29Rooms
With brand museums on the rise, 29Rooms is the latest pop-up for the Instagram generation.
How do you connect with a generation that primarily consumes experiences? For New York Fashion Week, The Innovation Group attended 29Rooms, Refinery29’s Instagram-optimized, political, and heavily-branded funhouse, to get a glimpse at the new brand temples that are the future of experience.
Now in its third year, 29Rooms aims to “combine the interactivity of a funhouse and cultural relevance of a museum,” explained Piera Gelardi, cofounder and executive creative director of Refinery29. In the vein of experiences like the Museum of Ice Cream or San Francisco’s Color Factory, the event seemed designed for Refinery29’s audience to engage emotionally.

Installations interpreted the theme, “Turn It Into Art,” through a range of lenses, including art therapy, sustainability, feminism, transgender rights, and self-love. The space was designed for mobile, with an app, Instagram account, and location tag ready for visitors; sponsor Snap Inc. even provided their first Spectacles rental program for visitors to capture social content on-the-go.

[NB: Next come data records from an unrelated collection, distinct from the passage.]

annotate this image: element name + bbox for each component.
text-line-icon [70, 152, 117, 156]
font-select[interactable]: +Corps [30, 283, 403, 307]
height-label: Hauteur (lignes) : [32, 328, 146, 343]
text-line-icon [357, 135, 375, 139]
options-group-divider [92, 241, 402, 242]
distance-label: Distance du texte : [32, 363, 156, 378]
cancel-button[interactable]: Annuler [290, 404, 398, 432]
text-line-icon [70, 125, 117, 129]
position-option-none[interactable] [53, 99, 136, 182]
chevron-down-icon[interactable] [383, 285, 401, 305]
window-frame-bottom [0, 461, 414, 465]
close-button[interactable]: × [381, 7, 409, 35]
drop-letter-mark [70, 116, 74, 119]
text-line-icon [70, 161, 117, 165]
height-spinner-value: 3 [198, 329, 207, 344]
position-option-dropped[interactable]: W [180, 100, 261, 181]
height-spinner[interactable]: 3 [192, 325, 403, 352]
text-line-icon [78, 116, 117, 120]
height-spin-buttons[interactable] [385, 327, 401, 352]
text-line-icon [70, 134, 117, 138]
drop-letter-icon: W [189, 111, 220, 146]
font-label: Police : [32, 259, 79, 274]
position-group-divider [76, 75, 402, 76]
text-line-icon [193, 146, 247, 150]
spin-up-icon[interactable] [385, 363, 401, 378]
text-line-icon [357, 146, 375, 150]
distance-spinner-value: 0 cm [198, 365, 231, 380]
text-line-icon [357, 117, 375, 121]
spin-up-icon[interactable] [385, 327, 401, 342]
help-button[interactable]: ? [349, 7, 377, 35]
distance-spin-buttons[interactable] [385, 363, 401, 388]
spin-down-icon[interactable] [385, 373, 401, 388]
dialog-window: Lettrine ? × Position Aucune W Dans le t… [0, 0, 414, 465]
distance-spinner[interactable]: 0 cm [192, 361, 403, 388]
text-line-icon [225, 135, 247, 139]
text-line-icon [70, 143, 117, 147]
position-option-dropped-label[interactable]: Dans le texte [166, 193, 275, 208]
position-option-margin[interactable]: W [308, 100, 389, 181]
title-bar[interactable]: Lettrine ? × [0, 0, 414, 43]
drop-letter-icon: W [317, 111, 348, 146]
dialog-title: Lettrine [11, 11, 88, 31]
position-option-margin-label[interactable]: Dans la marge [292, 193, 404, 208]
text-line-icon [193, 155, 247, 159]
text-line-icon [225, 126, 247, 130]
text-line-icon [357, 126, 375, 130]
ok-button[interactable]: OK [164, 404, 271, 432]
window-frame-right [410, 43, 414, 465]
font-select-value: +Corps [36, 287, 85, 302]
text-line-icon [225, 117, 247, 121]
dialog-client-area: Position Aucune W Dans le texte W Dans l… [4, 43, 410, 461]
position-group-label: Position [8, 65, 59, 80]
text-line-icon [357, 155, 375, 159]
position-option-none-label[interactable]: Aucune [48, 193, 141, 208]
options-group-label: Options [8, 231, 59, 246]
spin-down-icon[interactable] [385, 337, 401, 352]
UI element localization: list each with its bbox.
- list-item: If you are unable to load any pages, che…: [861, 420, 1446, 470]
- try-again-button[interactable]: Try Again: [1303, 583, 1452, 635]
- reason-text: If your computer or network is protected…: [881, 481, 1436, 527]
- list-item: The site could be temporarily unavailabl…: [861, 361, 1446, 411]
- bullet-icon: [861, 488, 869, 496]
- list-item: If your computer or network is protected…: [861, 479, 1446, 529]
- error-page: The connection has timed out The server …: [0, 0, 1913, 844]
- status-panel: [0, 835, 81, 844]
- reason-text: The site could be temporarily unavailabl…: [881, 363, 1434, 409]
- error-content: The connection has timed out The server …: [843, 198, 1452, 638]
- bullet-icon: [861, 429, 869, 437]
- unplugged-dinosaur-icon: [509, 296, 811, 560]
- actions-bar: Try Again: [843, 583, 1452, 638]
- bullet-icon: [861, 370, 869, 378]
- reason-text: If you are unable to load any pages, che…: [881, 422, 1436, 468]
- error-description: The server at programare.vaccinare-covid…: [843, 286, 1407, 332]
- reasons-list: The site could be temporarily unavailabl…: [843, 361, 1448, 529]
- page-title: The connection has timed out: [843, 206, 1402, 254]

Tickets to the event, which sold for $19 each, sold out before the participating artists were even announced.

As pop-ups like Cheeto’s The Spotted Cheetah restaurant have shown, brands can leverage the immersive experience to build connections. 29Rooms combined branded activations with purely artistic installations, creating a new standard for immersive experience. Below, we round up the highlights.
Brand partnerships
At 29Rooms, branded experiences were front and center. In total, seven installations were made with corporate partners. Some linked back to the leading themes of dreams, self-love, and activism, but others weren’t shy about being promotional. Clarins’ beauty chambers promoted their anti-aging serum and Juicy Couture’s tropical snowglobe celebrated their new fragrance. More surprising partners included Dunkin’ Donuts and Dyson.

Artist collaborations
The event was intended to be a “social media spectacle,” with art installations that were made for Instagram. Refinery29 “wanted to exhibit things that are thought-provoking, but that also elicit childlike joy,” said Gelardi.

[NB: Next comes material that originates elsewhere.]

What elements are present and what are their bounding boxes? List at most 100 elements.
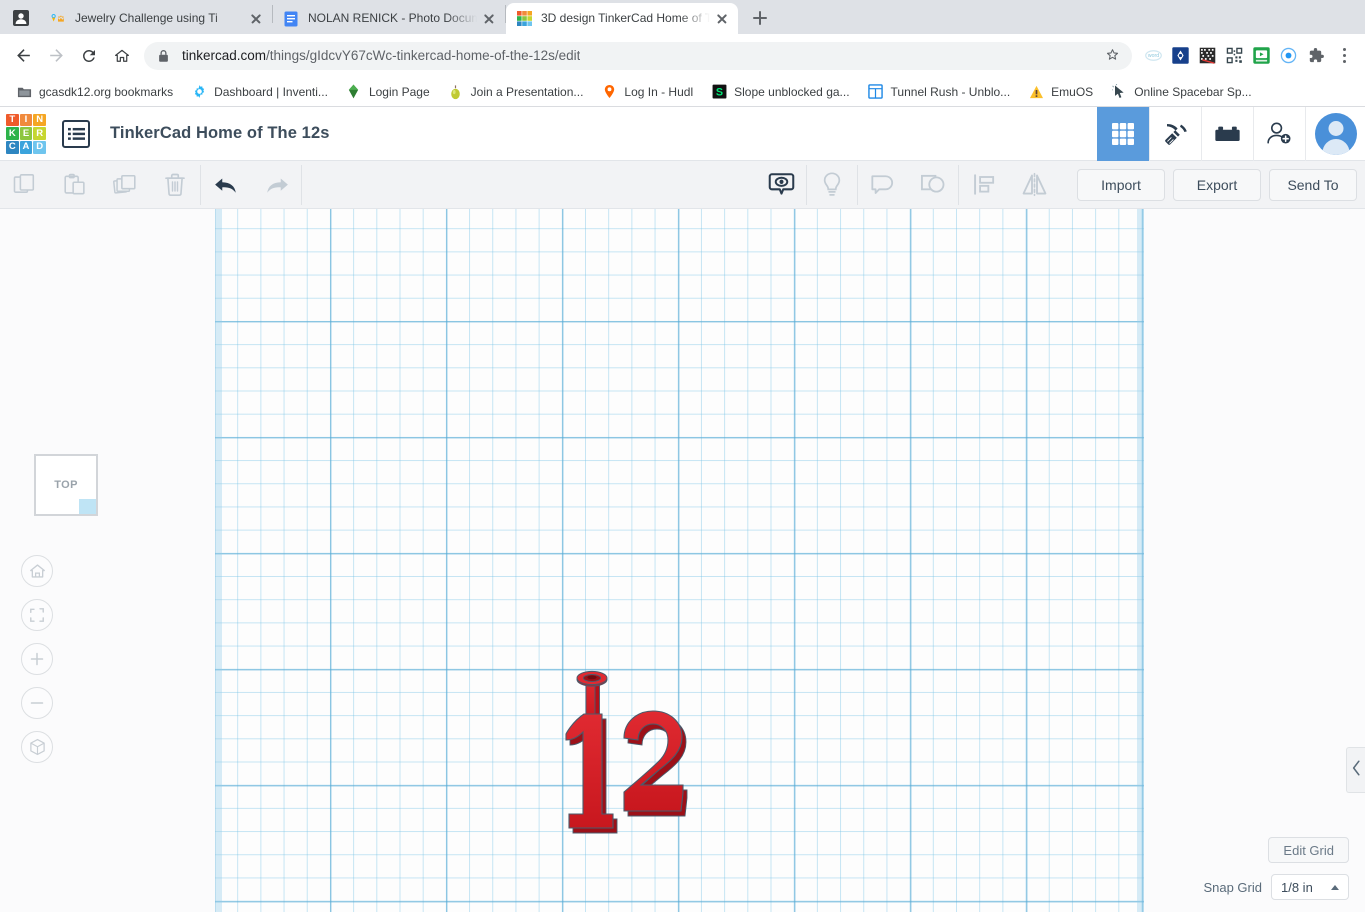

A speakeasy called Dreamer’s Den, by artist Juno Calypso and singer-songwriter Kat Cunning, asked visitors to share their dreams, which Cunning would then turn into a song. Symmetry Labs created a motion-sensitive light sculpture for visitors to explore, and artist Benjamin Shine partnered with musical duo Chloe x Halle for a rotating tulle sculpture of two merged faces, reflecting the connection of sisterhood.



The Womb, by Instagram poet Cleo Wade, explored self-love. The installation aimed to recreate the feeling of being inside a mother’s womb, inviting visitors to crawl into a large red tent and “take up space,” while listening to Wade’s poetry over rumbling bass sounds through headphones.

Nonprofits and activism
29Rooms was unapologetically political, with women’s empowerment, intersectionality, and transgender rights reflected throughout the warehouse. Refinery29 partnered with non-profits that shared their mindset of intersectional feminism.



Planned Parenthood sponsored a neon installation, while the organizers behind 2016’s Women’s March created a workspace allowing visitors to write their representatives. Director Jill Soloway and artist Xavier Schipani’s gender neutral bathroom discussed gender identity, and arts nonprofit The Art of Elysium invited visitors to paint on blank lanterns and celebrate the healing power of art.



The “future of empowerment” was also explored in NeuroSpeculative AfroFeminism, an installation that JWT Intelligence covered previously at SXSW 2017. The installation featured futuristic inventions for women of color, from a visor that reflects unfriendly faces back at viewers to a VR experience that transports visitors to a futuristic black salon.